Zo’n 10.000 jaar geleden bestond de kustvlakte uit een groot veenmoeras, dat door een brede duinengordel van de zee lag afgeschermd. Als gevolg van de zeespiegelstijging overstroomde het moerasgebied en werden door getijdenwerking in de veen- of turflaag grote watergeulen uitgeschuurd. Deze zorgden niet alleen voor de aanvoer van zeewater, maar tevens voor de ontwatering van het moeras. Hierdoor zakte de veenlaah als het ware in en werden depressies of laagten gevormd. Deze inklinking maakte dat de zee het veen kon overspoelen en dat er kleine kleideeltjes werden afgezet. Er ontstond een soort waddengebied met slikken en schorren. Zo werd negenoeg de hele kustvlakte met een dikke laag klei bedekt. De oude geulen en kreken zijn nog herkenbaar in het landschap als de hoger gelegen gronden, de zgn. Kreekruggen. De veenhoudende komgronden liggen lager. Deze reliëfrijke graslanden zijn pareltjes van natuur en landschapspracht. Bron: Samenwerkingsverband Oudlandpolder.
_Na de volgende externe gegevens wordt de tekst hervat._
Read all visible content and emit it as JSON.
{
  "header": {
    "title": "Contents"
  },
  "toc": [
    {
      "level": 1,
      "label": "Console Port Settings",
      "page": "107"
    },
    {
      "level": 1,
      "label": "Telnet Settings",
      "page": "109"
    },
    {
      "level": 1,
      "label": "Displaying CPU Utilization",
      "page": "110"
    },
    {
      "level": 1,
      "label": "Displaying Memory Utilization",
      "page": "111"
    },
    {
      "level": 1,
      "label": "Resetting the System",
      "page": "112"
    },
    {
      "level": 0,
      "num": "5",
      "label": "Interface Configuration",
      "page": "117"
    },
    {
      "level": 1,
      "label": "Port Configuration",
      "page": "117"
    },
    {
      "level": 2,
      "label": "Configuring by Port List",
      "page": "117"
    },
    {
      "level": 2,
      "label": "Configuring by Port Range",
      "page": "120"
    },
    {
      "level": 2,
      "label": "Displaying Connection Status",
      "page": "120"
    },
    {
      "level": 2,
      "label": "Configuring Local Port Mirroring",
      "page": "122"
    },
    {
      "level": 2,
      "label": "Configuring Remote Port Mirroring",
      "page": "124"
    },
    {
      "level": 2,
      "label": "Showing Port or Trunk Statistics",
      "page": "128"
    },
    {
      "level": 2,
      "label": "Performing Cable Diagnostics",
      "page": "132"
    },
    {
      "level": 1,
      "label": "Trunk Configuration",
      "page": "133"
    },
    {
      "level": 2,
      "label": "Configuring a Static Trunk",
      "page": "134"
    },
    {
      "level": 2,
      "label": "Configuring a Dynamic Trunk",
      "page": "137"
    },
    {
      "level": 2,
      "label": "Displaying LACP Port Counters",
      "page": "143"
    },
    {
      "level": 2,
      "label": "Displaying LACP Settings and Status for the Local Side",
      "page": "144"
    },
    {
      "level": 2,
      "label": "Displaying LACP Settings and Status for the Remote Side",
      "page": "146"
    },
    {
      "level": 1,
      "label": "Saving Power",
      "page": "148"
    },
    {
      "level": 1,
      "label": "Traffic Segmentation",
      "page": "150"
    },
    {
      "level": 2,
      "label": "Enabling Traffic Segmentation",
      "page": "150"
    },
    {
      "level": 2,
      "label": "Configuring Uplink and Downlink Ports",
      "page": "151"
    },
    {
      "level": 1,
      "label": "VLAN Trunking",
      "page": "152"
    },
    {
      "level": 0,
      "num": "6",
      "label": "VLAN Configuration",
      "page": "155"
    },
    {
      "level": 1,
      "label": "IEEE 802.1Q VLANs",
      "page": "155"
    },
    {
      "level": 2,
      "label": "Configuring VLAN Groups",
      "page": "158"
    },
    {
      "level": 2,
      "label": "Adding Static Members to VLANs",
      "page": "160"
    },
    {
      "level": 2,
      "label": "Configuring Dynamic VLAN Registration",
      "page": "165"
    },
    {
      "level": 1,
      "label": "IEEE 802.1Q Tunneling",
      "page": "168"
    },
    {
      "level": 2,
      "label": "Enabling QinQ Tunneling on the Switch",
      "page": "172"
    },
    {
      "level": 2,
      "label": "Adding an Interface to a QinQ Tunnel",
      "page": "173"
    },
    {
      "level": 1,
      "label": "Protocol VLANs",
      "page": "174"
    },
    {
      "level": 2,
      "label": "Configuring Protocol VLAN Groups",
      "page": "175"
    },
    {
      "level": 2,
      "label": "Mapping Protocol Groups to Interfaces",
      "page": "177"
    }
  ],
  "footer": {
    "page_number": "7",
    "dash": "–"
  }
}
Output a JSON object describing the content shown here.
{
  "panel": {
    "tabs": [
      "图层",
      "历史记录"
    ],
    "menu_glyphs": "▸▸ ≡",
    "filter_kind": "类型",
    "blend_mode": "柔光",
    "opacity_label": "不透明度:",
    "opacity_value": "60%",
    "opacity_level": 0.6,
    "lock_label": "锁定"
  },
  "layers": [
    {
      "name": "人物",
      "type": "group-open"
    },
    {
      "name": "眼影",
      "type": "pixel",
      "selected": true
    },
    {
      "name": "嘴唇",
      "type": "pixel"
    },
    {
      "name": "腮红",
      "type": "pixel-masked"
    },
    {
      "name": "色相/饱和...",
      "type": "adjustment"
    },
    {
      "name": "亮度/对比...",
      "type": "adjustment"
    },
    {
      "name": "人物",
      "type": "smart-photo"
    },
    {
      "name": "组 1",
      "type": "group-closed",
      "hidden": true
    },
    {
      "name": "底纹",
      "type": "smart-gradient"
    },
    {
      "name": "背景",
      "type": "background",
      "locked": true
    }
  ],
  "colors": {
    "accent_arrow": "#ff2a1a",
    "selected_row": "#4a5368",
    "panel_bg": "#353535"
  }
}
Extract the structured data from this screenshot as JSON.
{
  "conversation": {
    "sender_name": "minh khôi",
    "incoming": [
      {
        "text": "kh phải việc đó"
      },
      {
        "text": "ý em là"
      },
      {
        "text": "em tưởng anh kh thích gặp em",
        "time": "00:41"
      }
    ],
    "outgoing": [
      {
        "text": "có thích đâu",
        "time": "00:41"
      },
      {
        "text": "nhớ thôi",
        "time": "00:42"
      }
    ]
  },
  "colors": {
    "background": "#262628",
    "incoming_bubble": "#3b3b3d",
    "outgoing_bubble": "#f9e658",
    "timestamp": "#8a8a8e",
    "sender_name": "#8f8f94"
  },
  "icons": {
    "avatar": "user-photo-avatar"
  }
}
Ik verkies om in Blankenberge te vertrekken en twee keer 6 km extra te fietsen. De fietslus start voor mij dan bij knooppunt 34. Dit betekent ook dat ik wat langer op het fietspad langs de Brugse steenweg (N307) moet rijden. Het fietst gelukkig makkelijk met de wind in de rug, maar ben toch blij dat ik na 7 km eindelijk van deze weg verlost ben. Ik heb een heel eind de Gentele fietsroute gevolgd en ook voor de fietslus 2 van de Oudlandpolder fietsroutes is deze drukke weg blijkbaar niet te vermijden. Voorbij de afslag naar Nieuwmunster komen we langs het vroeger vliegveld Houthave-Flugplatz uit de Eerste Wereldoorlog. Nu wordt de rust hier alleen verstoord door het autoverkeer. De weidse velden liggen er vredig bij en bruine koeien grazen ongestoord op de malse weiden.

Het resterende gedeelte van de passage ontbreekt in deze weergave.